The channels found by Julesz & Miller are probably the same as 
those analyzed by several investigators (e.g. Campbell & Robson 1968). 
In spatial terms, such channels probably correspond to receptive fields 
that are bar-shaped rather than edge-shaped or more like gratings (see 
figure 5b in the next section). 

Interestingly, it appears that line terminations can also be 
matched (Julesz 1971 p. 80, see also p. 92, Frisby $ Julesz 1975). 
This raises the question of whether the matching of terminations relies 
on their explicit extraction from an image, or whether it is an 
epiphenomenon attributable to the existence of narrowly tuned frequency 
channels [cf. Cowan's (1977) discussion of Shapley & Tolhurst's (1973) 
results]. 

There is independent evidence that disparity mechanisms make bar- 
by-bar correlations as opposed to edge-by-edge correlations (Felton, 
Richards $ Smith 1972).
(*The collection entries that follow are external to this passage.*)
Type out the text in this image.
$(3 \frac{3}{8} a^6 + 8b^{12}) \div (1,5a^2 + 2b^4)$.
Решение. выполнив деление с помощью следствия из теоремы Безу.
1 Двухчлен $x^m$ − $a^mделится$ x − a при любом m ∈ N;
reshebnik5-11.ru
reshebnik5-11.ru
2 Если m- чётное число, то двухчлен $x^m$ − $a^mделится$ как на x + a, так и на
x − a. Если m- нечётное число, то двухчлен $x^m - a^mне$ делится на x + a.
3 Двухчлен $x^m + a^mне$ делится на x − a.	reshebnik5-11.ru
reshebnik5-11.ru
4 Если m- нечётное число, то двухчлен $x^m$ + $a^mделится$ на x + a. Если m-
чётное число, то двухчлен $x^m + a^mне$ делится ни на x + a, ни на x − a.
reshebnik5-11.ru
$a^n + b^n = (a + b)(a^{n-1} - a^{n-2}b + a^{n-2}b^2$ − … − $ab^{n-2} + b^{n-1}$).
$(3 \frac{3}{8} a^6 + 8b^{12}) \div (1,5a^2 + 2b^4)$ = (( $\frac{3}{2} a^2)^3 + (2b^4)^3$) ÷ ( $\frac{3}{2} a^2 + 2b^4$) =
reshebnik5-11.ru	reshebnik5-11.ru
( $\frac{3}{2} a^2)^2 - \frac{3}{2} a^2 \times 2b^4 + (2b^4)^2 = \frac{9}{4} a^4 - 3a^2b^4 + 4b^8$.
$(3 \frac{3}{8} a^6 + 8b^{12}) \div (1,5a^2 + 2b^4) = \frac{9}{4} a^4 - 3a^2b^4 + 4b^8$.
Using a modification of the Blakemore & 
Campbell (1969) adaptation technique, Felton et al. presented high- 
contrast sine-wave gratings binocularly at and off the plane of 
fixation. Under these conditions, the greatest rise in threshold 
following adaptation occurs for test gratings presented in the same 
plane as the adapting grating. They found that the adapted mechanisms 
have narrow rather than broad spatial-frequency tuning curves. 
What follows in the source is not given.